En proie à de profonds bouleversements, tels que la mise en réseau et l'essor du concept de 3e lieu, qui conduit à une diversification de leurs activités, incite à davantage orienter les équipements vers les usagers et modifie les mentalités, les bibliothèques ont un train d'avance sur le sujet. La plupart de celles qui sont sorties de terre ces dernières années ont placé la signalétique au cœur de leur projet. A la bibliothèque Mériadeck, à Bordeaux, réaménagée en 2013, le groupe de travail chargé de la signalétique a notamment planché sur le choix du vocabulaire. « C'était un véritable enjeu de communication, observe Yoann Bourion, directeur adjoint. En simplifiant nos intitulés, nous avons voulu traduire l'orientation plus grand public que prenait la bibliothèque. »
Univers lisibles
A Saint-Lo, Pascale Navet, directrice de La Source, ouverte en mai, a veillé à ce que la signalétique « forme une unité avec la charte graphique globale, permette un repérage rapide et ne vienne pas surcharger l'espace intérieur composé d'univers conçus par l'architecte pour qu'ils aient une identité forte par eux-mêmes. »

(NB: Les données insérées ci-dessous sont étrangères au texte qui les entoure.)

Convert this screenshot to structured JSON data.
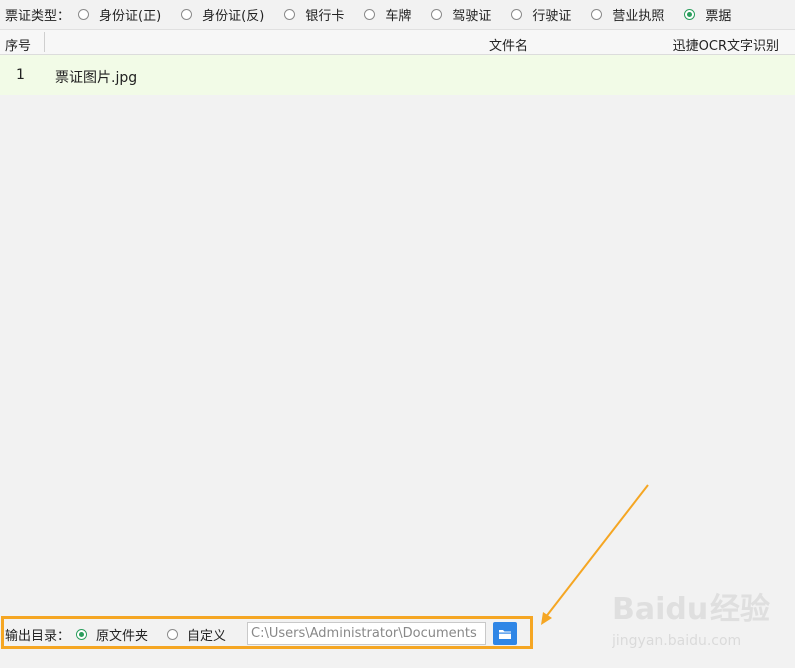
{
  "ticket_type": {
    "label": "票证类型：",
    "options": [
      {
        "label": "身份证(正)",
        "checked": false
      },
      {
        "label": "身份证(反)",
        "checked": false
      },
      {
        "label": "银行卡",
        "checked": false
      },
      {
        "label": "车牌",
        "checked": false
      },
      {
        "label": "驾驶证",
        "checked": false
      },
      {
        "label": "行驶证",
        "checked": false
      },
      {
        "label": "营业执照",
        "checked": false
      },
      {
        "label": "票据",
        "checked": true
      }
    ]
  },
  "table": {
    "headers": {
      "index": "序号",
      "filename": "文件名",
      "ocr": "迅捷OCR文字识别"
    },
    "rows": [
      {
        "index": "1",
        "filename": "票证图片.jpg"
      }
    ]
  },
  "output": {
    "label": "输出目录：",
    "options": [
      {
        "label": "原文件夹",
        "checked": true
      },
      {
        "label": "自定义",
        "checked": false
      }
    ],
    "path_value": "C:\\Users\\Administrator\\Documents"
  },
  "watermark": {
    "brand": "Baidu",
    "brand_cn": "经验",
    "url": "jingyan.baidu.com"
  },
  "colors": {
    "accent_green": "#2a9d5c",
    "highlight_orange": "#f5a623",
    "button_blue": "#2f86e6",
    "row_bg": "#f2fbe7"
  }
}
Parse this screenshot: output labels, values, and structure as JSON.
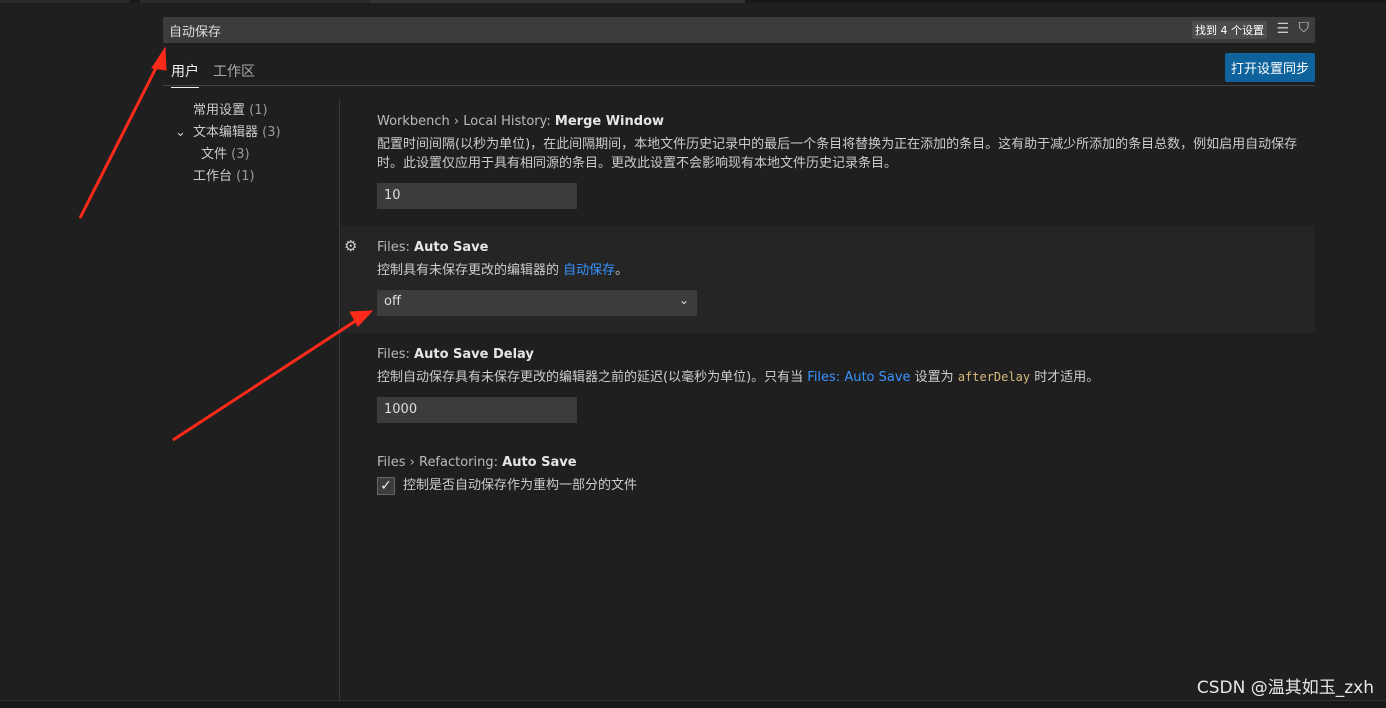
{
  "search": {
    "value": "自动保存",
    "result_count": "找到 4 个设置",
    "clear_icon": "clear-filter-icon",
    "filter_icon": "filter-icon"
  },
  "tabs": [
    {
      "label": "用户",
      "active": true
    },
    {
      "label": "工作区",
      "active": false
    }
  ],
  "sync_button": "打开设置同步",
  "toc": [
    {
      "label": "常用设置",
      "count": "(1)"
    },
    {
      "label": "文本编辑器",
      "count": "(3)",
      "expanded": true
    },
    {
      "label": "文件",
      "count": "(3)"
    },
    {
      "label": "工作台",
      "count": "(1)"
    }
  ],
  "settings": [
    {
      "prefix": "Workbench › Local History: ",
      "name": "Merge Window",
      "desc": "配置时间间隔(以秒为单位)，在此间隔期间，本地文件历史记录中的最后一个条目将替换为正在添加的条目。这有助于减少所添加的条目总数，例如启用自动保存时。此设置仅应用于具有相同源的条目。更改此设置不会影响现有本地文件历史记录条目。",
      "value": "10"
    },
    {
      "prefix": "Files: ",
      "name": "Auto Save",
      "desc": "控制具有未保存更改的编辑器的 ",
      "link": "自动保存",
      "desc_end": "。",
      "value": "off"
    },
    {
      "prefix": "Files: ",
      "name": "Auto Save Delay",
      "desc": "控制自动保存具有未保存更改的编辑器之前的延迟(以毫秒为单位)。只有当 ",
      "link": "Files: Auto Save",
      "desc_mid": " 设置为 ",
      "code": "afterDelay",
      "desc_end": " 时才适用。",
      "value": "1000"
    },
    {
      "prefix": "Files › Refactoring: ",
      "name": "Auto Save",
      "desc": "控制是否自动保存作为重构一部分的文件",
      "checked": true
    }
  ],
  "watermark": "CSDN @温其如玉_zxh",
  "colors": {
    "accent": "#0e639c",
    "link": "#3794ff",
    "arrow": "#ff2a1a"
  }
}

Plus timide, le mouvement émerge aussi en librairie. Lancé en 2016 et déployé depuis dans 34 magasins, le nouveau concept livre de la Fnac a donné naissance à une nouvelle signalétique qui joue de la typographie, des formes et des couleurs, pour contribuer à créer des univers forts et lisibles immédiatement par les clients. A Villeneuve-d'Ascq comme à Croix, c'est par le choix de la matière, le carton, qu'Emily Vanhée, fondatrice des Lisières, a voulu transmettre l'une de ses valeurs, l'écologie, et rappeler le quotidien du libraire, qui charrie des cartons toute la journée.
Chez Masséna, à Nice, le réaménagement du magasin, opéré en début d'année, n'a pas épargné la signalétique. « Ce n'était pas pensable de ne pas y toucher, il fallait la reconsidérer et la rendre plus moderne », insiste Jean-Marie Aubert, propriétaire de la librairie, qui a conçu avec Jean-François Ferrandez une signalétique rappelant l'univers des lettres grâce à une typographie qui évoque les caractères des machines à écrire.
QUATRE PRINCIPES POUR UNE BONNE SIGNALÉTIQUE
Considérer l'architecture et la taille
de l'espace.
Intégrer la signalétique dès l'origine
du projet architectural. " Cela
permet de travailler sur la colorimétrie,
les formes, les matériaux et
d'élargir les possibilités ", souligne
la graphiste Hélène Gerber, qui a
oeuvré pour de nombreuses bibliothèques
bretonnes.
Ecouter le projet de l'équipe.
Concevoir une signalétique modulable,
mobile, évolutive et robuste.
" La signalétique ne doit pas figer
nos structures qui sont vivantes,
pointe Yoann Bourion, directeur
adjoint de la bibliothèque Mériadeck
de Bordeaux. L'idéal serait de
pouvoir la reproduire afin de la faire
évoluer dans le temps. "
Quelle chance de s'égarer !
On dit souvent que la signalétique dans les musées n'est jamais assez efficace parce que le public se perd. Mais quelle chance de s'égarer dans un lieu de culture et de se laisser surprendre ! De plus, les nouveaux objets de signalétique sont maintenant liés au multimédia. Je me souviens qu'au Louvre Abu Dhabi, les responsables de l'accueil du public insistaient pour mettre des écrans partout. C'est dommage car les visiteurs, au lieu d'aller voir des chefs-d'œuvre, sont captés par des images télévisuelles. Une bonne signalétique ne doit pas entrer en rivalité avec le contenu des lieux de culture.